Is easier better?
By David on January 18, 2012
We love easier. And our standards for “easier” seem to get raised everyday. As designers, we often find ourselves working to make something easier (communications, user experiences, etc.). But is easier better? For the easy version, skip ahead.
Easier is simpler. There are fewer choices we have to make. Easier helps us achieve a goal with less mental or physical effort. The easier experience can be more pleasurable, so we keep going back. The obvious fast food example presents us with some easy options, fill us up, and satisfies – really quickly. But long term, what do we get from it?

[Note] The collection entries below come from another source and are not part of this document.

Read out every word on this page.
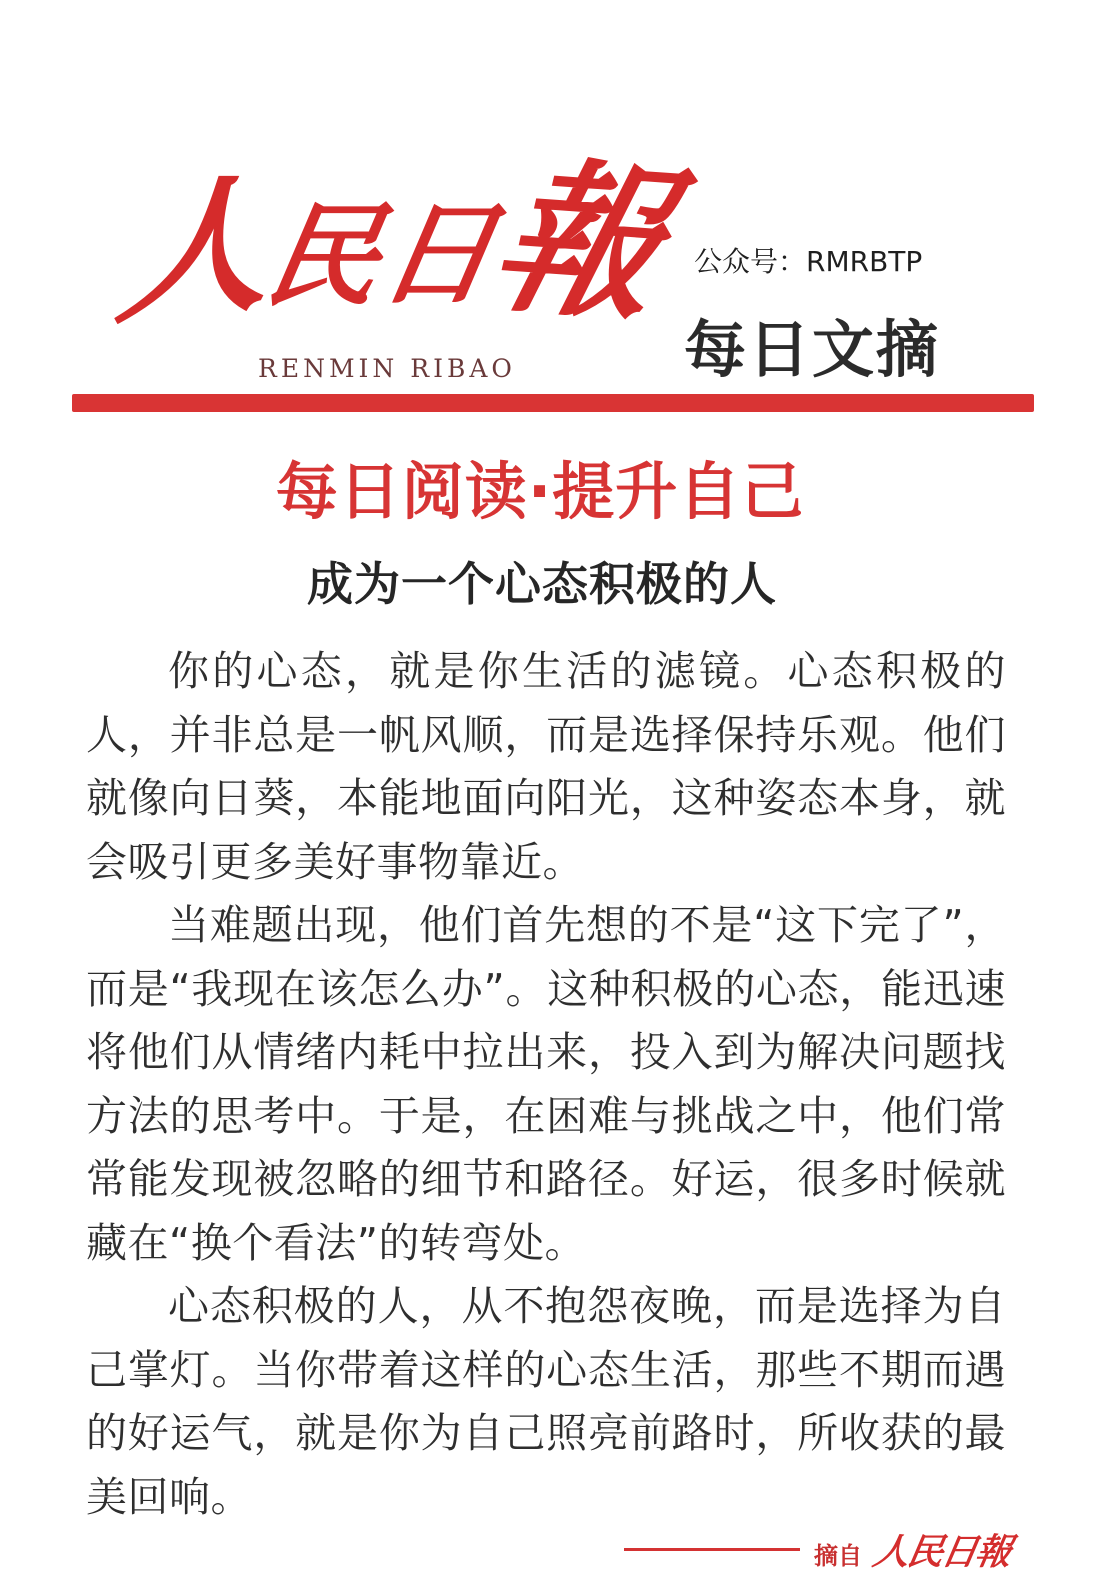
人
民
日
報
RENMIN RIBAO
公众号：RMRBTP
每日文摘
每日阅读·提升自己
成为一个心态积极的人

你的心态，就是你生活的滤镜。心态积极的人，并非总是一帆风顺，而是选择保持乐观。他们就像向日葵，本能地面向阳光，这种姿态本身，就会吸引更多美好事物靠近。

当难题出现，他们首先想的不是“这下完了”，而是“我现在该怎么办”。这种积极的心态，能迅速将他们从情绪内耗中拉出来，投入到为解决问题找方法的思考中。于是，在困难与挑战之中，他们常常能发现被忽略的细节和路径。好运，很多时候就藏在“换个看法”的转弯处。

心态积极的人，从不抱怨夜晚，而是选择为自己掌灯。当你带着这样的心态生活，那些不期而遇的好运气，就是你为自己照亮前路时，所收获的最美回响。

摘自 人民日報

Easier makes progress faster. But faster means we might overlook new opportunities we otherwise might have discovered along the way. Think highways. There’s something interesting to take away from all of the alternate routes and stops along the way – when we have the time to find them.
Easier allows us to move past the mundane – to forget about tasks, and focus on the goal. In doing so, it shifts responsibilities from ourselves to the something else. Easier could make a process obsolete, but it could also mystify a process. How many of us know how to make bread?
Think about traveling with GPS. With no fear of getting lost, we stop paying attention. We get home, but do we really know how we got there?
Is it better to tell the story or jump to the ending? In the short term, we may only want the ending. In the end, however, isn’t there usually more value in the story? Certainly sometimes the ending is all we need, and we can trust that someone else can tell the story for us.
It’s important to keep our long term goals in mind to know whether easier truly will be better – for us, or for the people we design for. Doing so will help us understand what the short and long term impact (or lack of impact) of easier will be, and what the audience will find most valuable.